Ну и жарища! Даже соседские куры, обычно такие же деловые как их хозяева, суетятся не больше вареных раков. И общественно-ничейная дворняга Клякса уже разлеглась в теньке, разбросав лапы, и умно-равнодушно смотрит на перетаскивающего ногами шлёпанцы Воху. Ох, уж эти люди! Вечно им чего-то надо! Никак они не поймут, что главное в жизни - покой!.. А впрочем, и хорошо, что беспрестанно они куда-то спешат. Ведь остановятся, заметят, что ты так беззаботно отдыхаешь, и обязательно запустят в тебя камнем. Нет, уж лучше спокойно прожить свою собачью жизнь, не обращая на себя ничьего внимания. Иди, Воха, торопись, мчись туда, где меня нет! Воха, однако, не замечает светящейся в глазах дворняги собачьей философии и мирно ползёт дальше.
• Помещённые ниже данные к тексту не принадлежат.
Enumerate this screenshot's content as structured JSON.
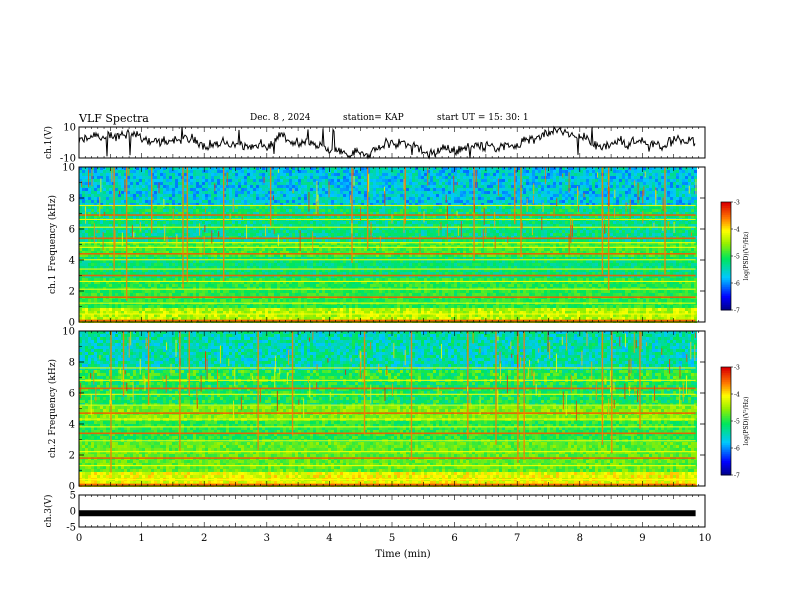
{
  "header": {
    "title": "VLF Spectra",
    "date": "Dec. 8 , 2024",
    "station": "station= KAP",
    "start": "start  UT =  15: 30: 1"
  },
  "chart_data": [
    {
      "type": "line",
      "name": "ch1-waveform",
      "ylabel": "ch.1(V)",
      "ylim": [
        -10,
        10
      ],
      "yticks": [
        "10",
        "-10"
      ],
      "xlim": [
        0,
        10
      ],
      "data_end_min": 9.85,
      "color": "#000000"
    },
    {
      "type": "heatmap",
      "name": "ch1-spectrogram",
      "ylabel": "ch.1  Frequency (kHz)",
      "ylim": [
        0,
        10
      ],
      "yticks": [
        "0",
        "2",
        "4",
        "6",
        "8",
        "10"
      ],
      "xlim": [
        0,
        10
      ],
      "data_end_min": 9.85,
      "colorbar": {
        "label": "log(PSD)(V²/Hz)",
        "range": [
          -7,
          -3
        ],
        "ticks": [
          "-3",
          "-4",
          "-5",
          "-6",
          "-7"
        ]
      },
      "lines_khz": [
        0.1,
        0.5,
        1.2,
        1.6,
        2.1,
        2.6,
        3.0,
        3.4,
        4.0,
        4.4,
        4.8,
        5.1,
        5.4,
        6.1,
        6.6,
        6.9,
        7.5
      ],
      "bursts_min": [
        0.55,
        0.75,
        1.15,
        1.65,
        1.72,
        2.3,
        3.05,
        4.35,
        4.6,
        5.2,
        6.3,
        6.95,
        7.05,
        8.35,
        8.45,
        9.35
      ]
    },
    {
      "type": "heatmap",
      "name": "ch2-spectrogram",
      "ylabel": "ch.2  Frequency (kHz)",
      "ylim": [
        0,
        10
      ],
      "yticks": [
        "0",
        "2",
        "4",
        "6",
        "8",
        "10"
      ],
      "xlim": [
        0,
        10
      ],
      "data_end_min": 9.85,
      "colorbar": {
        "label": "log(PSD)(V²/Hz)",
        "range": [
          -7,
          -3
        ],
        "ticks": [
          "-3",
          "-4",
          "-5",
          "-6",
          "-7"
        ]
      },
      "lines_khz": [
        0.1,
        0.4,
        1.3,
        1.8,
        2.2,
        2.9,
        3.4,
        3.8,
        4.3,
        4.7,
        5.2,
        5.9,
        6.3,
        6.8,
        7.6
      ],
      "bursts_min": [
        0.5,
        0.7,
        1.1,
        1.6,
        1.75,
        2.85,
        3.4,
        4.55,
        5.3,
        6.2,
        6.65,
        7.0,
        7.1,
        8.35,
        8.5,
        8.95
      ]
    },
    {
      "type": "line",
      "name": "ch3-waveform",
      "ylabel": "ch.3(V)",
      "ylim": [
        -5,
        5
      ],
      "yticks": [
        "5",
        "0",
        "-5"
      ],
      "xlim": [
        0,
        10
      ],
      "data_end_min": 9.85,
      "color": "#000000",
      "constant_level_v": -0.7
    }
  ],
  "xaxis": {
    "label": "Time  (min)",
    "ticks": [
      "0",
      "1",
      "2",
      "3",
      "4",
      "5",
      "6",
      "7",
      "8",
      "9",
      "10"
    ]
  }
}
Раскалившийся бетон даже сквозь резину жжёт ступни. Добравшись через минуту до перекрёстка, знаменующего собой половину пути, Воха закатывает джинсы и, не снимая сланцев, встаёт по колено в прохладную воду арычка, бегущего вместе с улицей. Ах, как мало надо человеку для счастья! Только в этом ли счастье? Вздохнув, Воха вытаскивает из обители нежности нижние конечности и расправляет скатки. Ну, теперь до Шохи рукой подать...

Ступив в проём железных ворот, Воха видит друга. Тот копается под навесом в своём "Восходе". Сколько себя помнит Воха ( а Шоху он помнит почти столько же ), его друг всегда в чём-нибудь копается, за исключением, наверное, собственной души. Зато это за двоих делает Воха.

- Привет! Опять карбюратор?

- Да, чёрт бы его побрал! Уже собираю. Подай на четырнадцать... Да вон он с краю лежит, что ты - ослеп, что ли?

- Держи. Ну и жарища! Собирай да поедем на арык искупнёмся.

- Сейчас.


Ну и лупит солнце! К обеду воздух наливается таким ослепительным светом, что больно глазам. Тёмно-зелёные, не отблёскивающие под слоем пыли и потому кажущиеся издалека бархатными массы листьев не шевельнутся. Свет валится на Городок сплошным потоком, как на потоп. И каждая трещина в штукатурке, каждый излом виноградного ствола, каждый волосок малярной кисти, оставленной при покраске на двери, ведущей на террасу Шохи, видятся резко и отчётливо. И вдруг совсем нерезко, как видение, появляется в раме растворяющейся в прохладный сумрак двери женский образ. Господи, да разве может земная женщина быть так красива! Откуда это видение? Откуда привёз его Шоха после армии, никто не знает. Когда потягивающие с ним пиво дружки-приятели спрашивают его об этом, он, хмуро ухмыляясь, отвечает:"Вам скажи так начнётся всемирное пересение народов". Один Воха знает наименование той благодатной местности, но скромно хранит тайну. Ничего, после армии он тоже туда завернёт...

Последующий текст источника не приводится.